Role of some unconserved residues in the "C" region of the skeletal DHPR II-III loop.

The actions of the recombinant skeletal dihydropyridine receptor II-III loop (SDCL), and the C region peptide (CS) on native skeletal muscle ryanodine receptor Ca2+ release channel (RyR1) have been examined. Three non conserved residues in the "C" region of the skeletal DHPR II-III loop were replaced by the equivalent cardiac residues in SDCLAFP-PTT (A739P, F741T and P742T) and single substitutions made in SDCLA-P, SDCLF-T and SDCLP-T. Wild type SDCL as well as SDCLF-T and SDCLP-T activated RyR1 in lipid bilayers with high affinity (10 nM to 1 microM). Wild type SDCL at higher concentrations inhibited RyR1. In contrast, SDCLAFP-PTT and SDCLA-P inhibited the channels at >or=10 nM. The inhibitory actions of these two skeletal loop mutants were distinctly different from the cardiac II-III loop (CDCL) which, like the wild-type SDCL, activated channels. In contrast to the full loop, the triple A739P, F741T and P742T mutation in peptide CS converted the peptides' function from skeletal-like to cardiac-like. The individual A739P mutation, but not F741T or P742T, reduced the functional efficacy of CS. None of the mutations significantly altered the NMR-based secondary structure of the C residues in SDCLAFP-PTT or CS. The CS peptide and its mutants, like the cardiac CC peptide, were all partially alpha helical at low temperatures. The results show that residue A739 is critical for the functional consequences of interactions between RyR1 and either the skeletal II-III loop or CS, but that none of A739, F741 or P742 are critical determinants of the structure of the C region.

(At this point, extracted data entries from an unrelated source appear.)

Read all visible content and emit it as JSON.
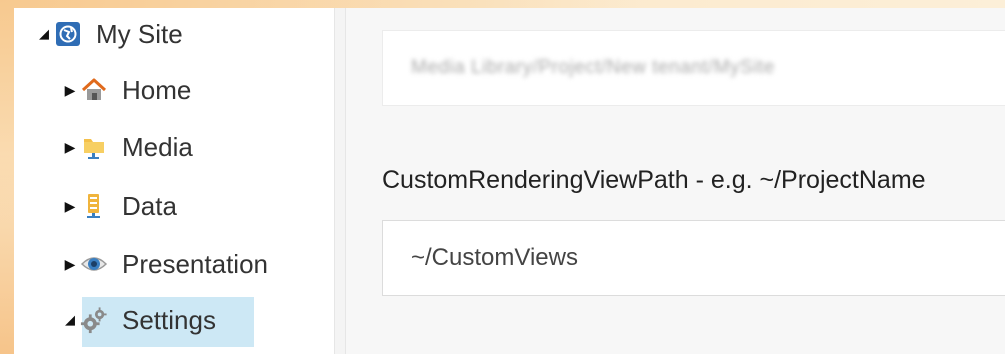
{
  "tree": {
    "root": {
      "label": "My Site",
      "icon": "globe-icon",
      "expanded": true
    },
    "items": [
      {
        "label": "Home",
        "icon": "house-icon",
        "expanded": false
      },
      {
        "label": "Media",
        "icon": "media-folder-icon",
        "expanded": false
      },
      {
        "label": "Data",
        "icon": "data-icon",
        "expanded": false
      },
      {
        "label": "Presentation",
        "icon": "eye-icon",
        "expanded": false
      },
      {
        "label": "Settings",
        "icon": "gears-icon",
        "expanded": true,
        "selected": true
      }
    ]
  },
  "form": {
    "path_value": "Media Library/Project/New tenant/MySite",
    "field_label": "CustomRenderingViewPath - e.g. ~/ProjectName",
    "field_value": "~/CustomViews"
  },
  "colors": {
    "selected_bg": "#cde8f5",
    "accent_blue": "#3a7fc1"
  }
}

The recombinant dihydropyridine receptor II-III loop and partly structured 'C' region peptides modify cardiac ryanodine receptor activity.

A physical association between the II-III loop of the DHPR (dihydropryidine receptor) and the RyR (ryanodine receptor) is essential for excitation-contraction coupling in skeletal, but not cardiac, muscle. However, peptides corresponding to a part of the II-III loop interact with the cardiac RyR2 suggesting the possibility of a physical coupling between the proteins. Whether the full II-III loop and its functionally important 'C' region (cardiac DHPR residues 855-891 or skeletal 724-760) interact with cardiac RyR2 is not known and is examined in the present study. Both the cardiac DHPR II-III loop (CDCL) and cardiac peptide (C(c)) activated RyR2 channels at concentrations >10 nM. The skeletal DHPR II-III loop (SDCL) activated channels at < or =100 nM and weakly inhibited at > or =1 microM. In contrast, skeletal peptide (C(s)) inhibited channels at all concentrations when added alone, or was ineffective if added in the presence of C(c). Ca2+-induced Ca2+ release from cardiac sarcoplasmic reticulum was enhanced by CDCL, SDCL and the C peptides. The results indicate that the interaction between the II-III loop and RyR2 depends critically on the 'A' region (skeletal DHPR residues 671-690 or cardiac 793-812) and also involves the C region. Structure analysis indicated that (i) both C(s) and C(c) are random coil at room temperature, but, at 5 degrees C, have partial helical regions in their N-terminal and central parts, and (ii) secondary-structure profiles for CDCL and SDCL are similar. The data provide novel evidence that the DHPR II-III loop and its C region interact with cardiac RyR2, and that the ability to interact is not isoform-specific.